Латинский квартал – особый район Парижа, в нем царит жизнерадостная студенческая атмосфера. В XIII веке каноником Роббером де Сорбоном здесь был основан первый во Франции Парижский университет – Сорбонна, с тех пор тут всегда полно молодежи. Я очень люблю улочку Эколь, со стороны которой как раз находятся монументальная лестница и вестибюль Сорбонны.
Если дальше идти по Эколь, попадаешь на оживленный бульвар Сан-Мишель. И тут – только успевай переводить взгляд с одной очаровательной студенточки, спешашей на каблучках на занятия, на другую! И кто это мне говорил, что француженки на самом деле страшные? Полное вранье. Достаточно погулять по Бульмишу, чтобы проникнуться очарованием и шармом юных парижанок, озабоченно спешащих на занятия или беспечно слетающихся в кафе поболтать о том о сем.

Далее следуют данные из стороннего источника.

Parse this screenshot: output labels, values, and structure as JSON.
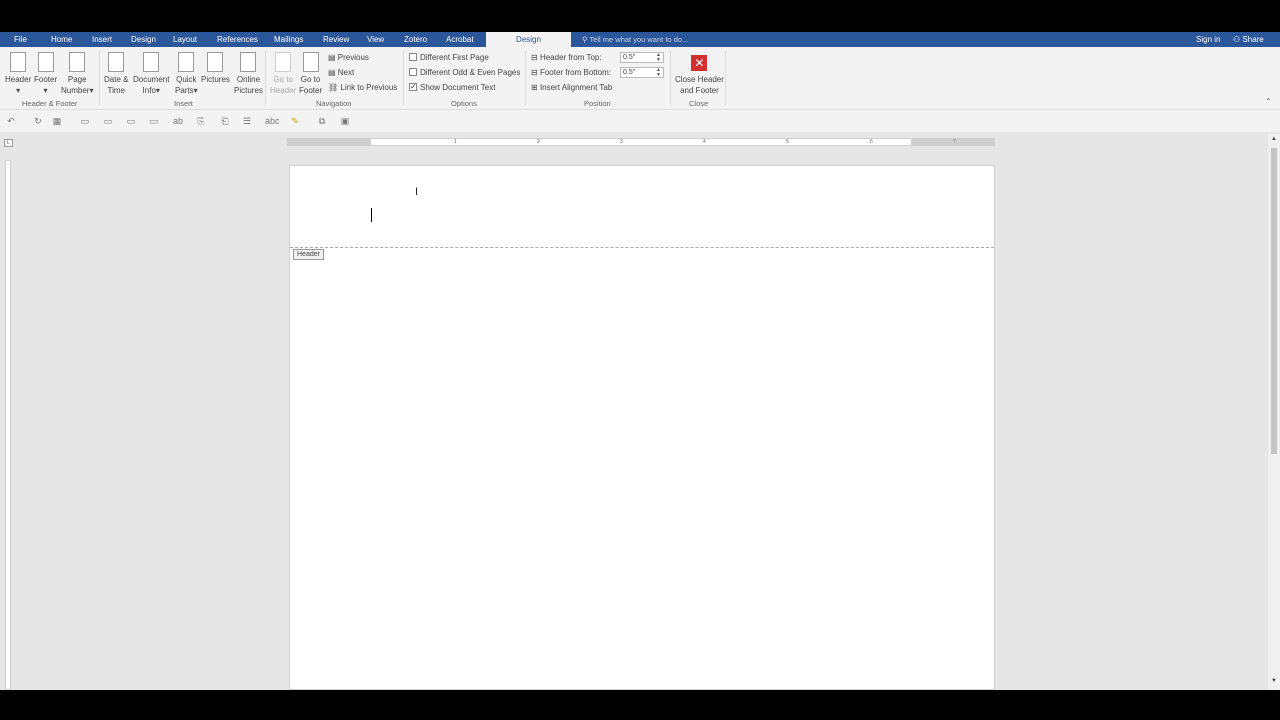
{
  "tabs": {
    "file": "File",
    "home": "Home",
    "insert": "Insert",
    "design1": "Design",
    "layout": "Layout",
    "references": "References",
    "mailings": "Mailings",
    "review": "Review",
    "view": "View",
    "zotero": "Zotero",
    "acrobat": "Acrobat",
    "design_active": "Design",
    "tell_me": "Tell me what you want to do...",
    "sign_in": "Sign in",
    "share": "Share"
  },
  "ribbon": {
    "header": "Header",
    "footer": "Footer",
    "page_number_1": "Page",
    "page_number_2": "Number",
    "group_header_footer": "Header & Footer",
    "date_time_1": "Date &",
    "date_time_2": "Time",
    "doc_info_1": "Document",
    "doc_info_2": "Info",
    "quick_parts_1": "Quick",
    "quick_parts_2": "Parts",
    "pictures": "Pictures",
    "online_pictures_1": "Online",
    "online_pictures_2": "Pictures",
    "group_insert": "Insert",
    "go_to_header_1": "Go to",
    "go_to_header_2": "Header",
    "go_to_footer_1": "Go to",
    "go_to_footer_2": "Footer",
    "previous": "Previous",
    "next": "Next",
    "link_to_previous": "Link to Previous",
    "group_navigation": "Navigation",
    "different_first_page": "Different First Page",
    "different_odd_even": "Different Odd & Even Pages",
    "show_document_text": "Show Document Text",
    "group_options": "Options",
    "header_from_top": "Header from Top:",
    "header_from_top_value": "0.5\"",
    "footer_from_bottom": "Footer from Bottom:",
    "footer_from_bottom_value": "0.5\"",
    "insert_alignment_tab": "Insert Alignment Tab",
    "group_position": "Position",
    "close_1": "Close Header",
    "close_2": "and Footer",
    "group_close": "Close"
  },
  "ruler_numbers": [
    "1",
    "2",
    "3",
    "4",
    "5",
    "6",
    "7"
  ],
  "document": {
    "header_tag": "Header"
  },
  "options_state": {
    "different_first_page": false,
    "different_odd_even": false,
    "show_document_text": true
  },
  "colors": {
    "tab_bar": "#2b579a",
    "close_button": "#d32f2f"
  }
}
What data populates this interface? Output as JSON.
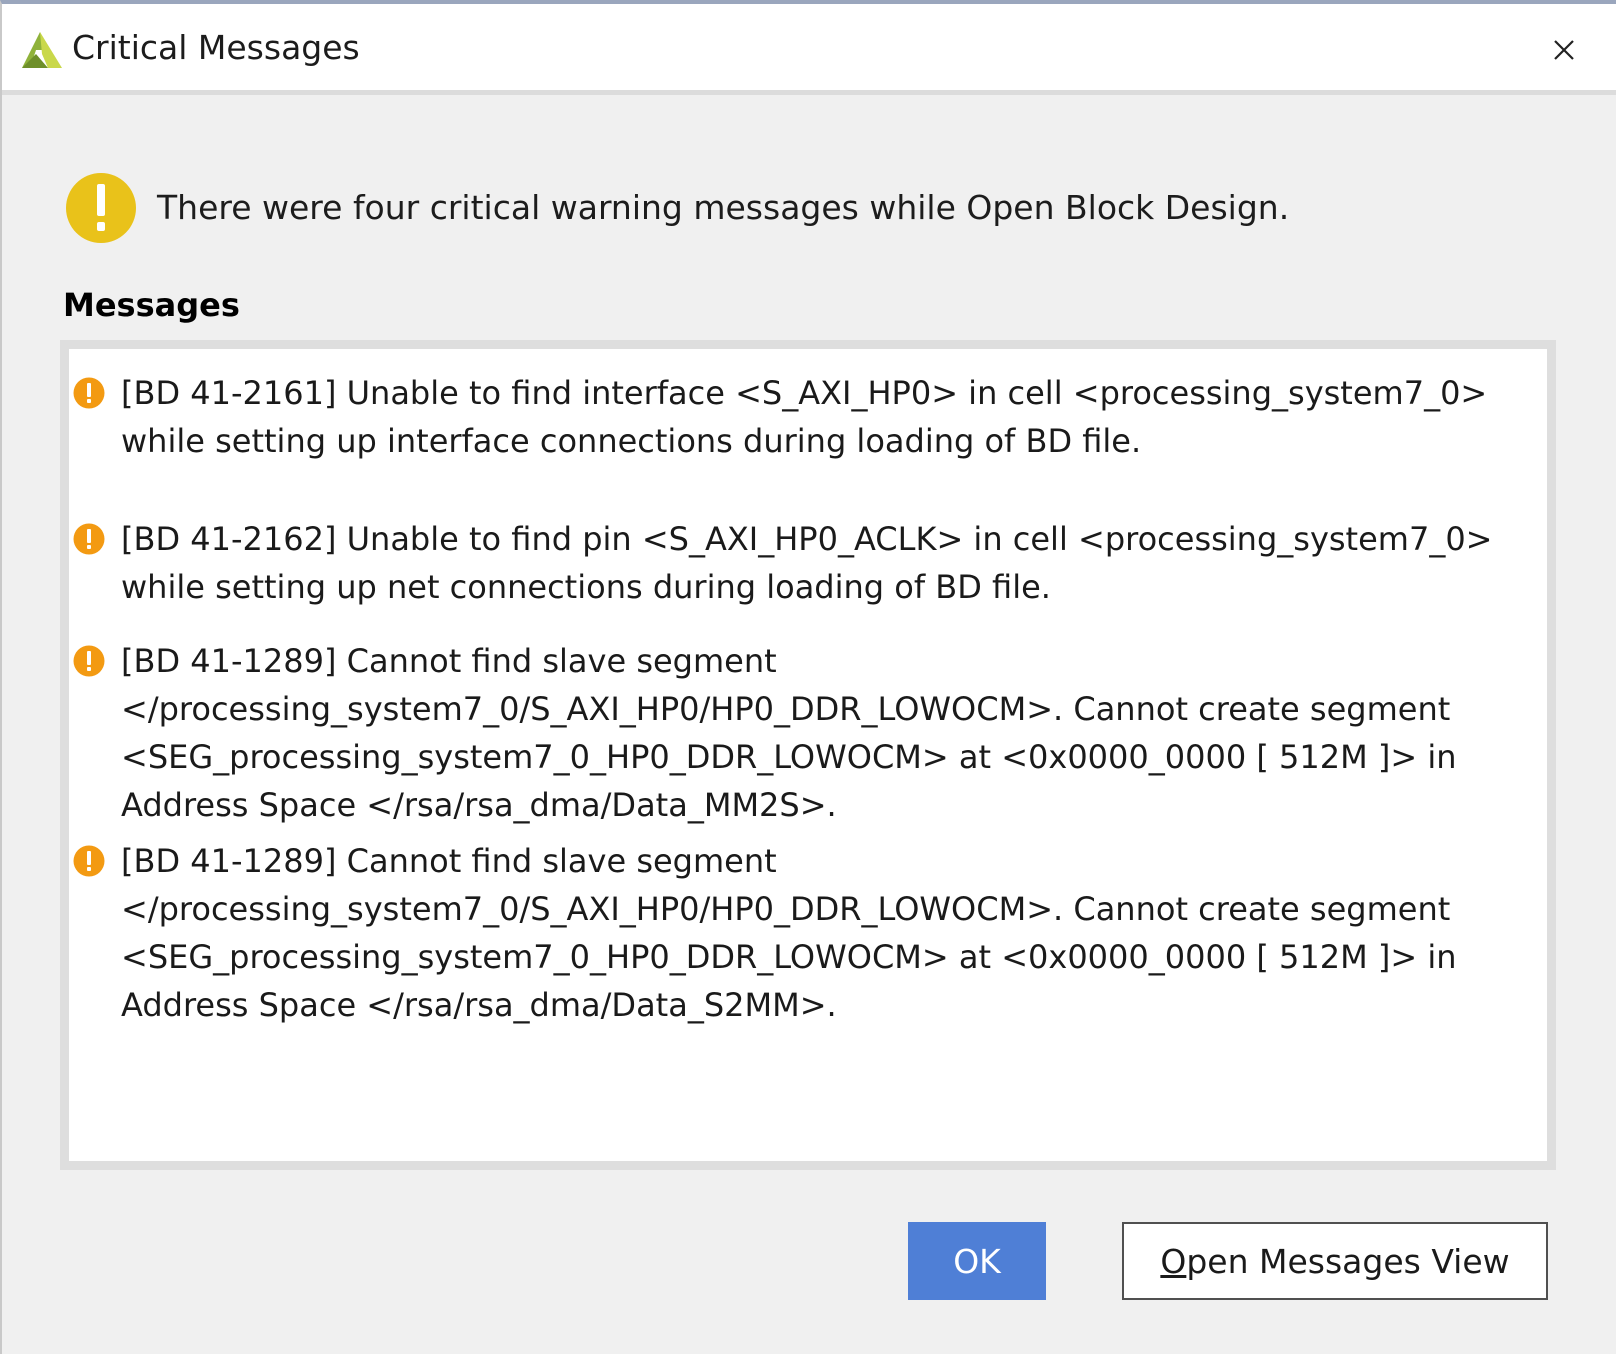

Короткие юбочки, звенящие смехом голоса, книжные магазинчики, длинноволосые художники, а главное – веселый и молодой, несмотря на почтенный возраст, дух несравненного Латинского квартала!
Каждый раз, попадая сюда, я немного сожалел о том, что не могу вот так запросто подойти и познакомиться с девчонками, попить с ними кофейку, рассказать задорные байки, поцеловаться под деревьями в аллейках… К этому моменту я стал основательно похож на бродягу со стажем, девчонки скользили по мне взглядами, иногда улыбались и тут же быстро проходили мимо. Да и зачем им на самом деле такое чудо, как я! Усмехнувшись, я посмотрел на себя в витрину бутика молодежной одежды: ну, полное чмо! Небритый, нечесаный, в свитере и какой-то хламиде поверх не первой свежести брюк! На лице ссадина. За плечами рюкзак с нехитрыми пожитками. Красавец! Так и хочется бросить такому пару евроцентов. Я насвистывал припомнившуюся мне песенку Розенбаума:
Как раз в этот день у меня были серьезные намерения попробовать себя на ниве сбора милостыни. Для многих нищих в Париже это весьма прибыльный хлеб. Я правильно подготовился к процессу: под мышкой держал картонку, на которой по совету профессионалов синим фломастером крупными буквами было выведено «Я ГОЛОДЕН!».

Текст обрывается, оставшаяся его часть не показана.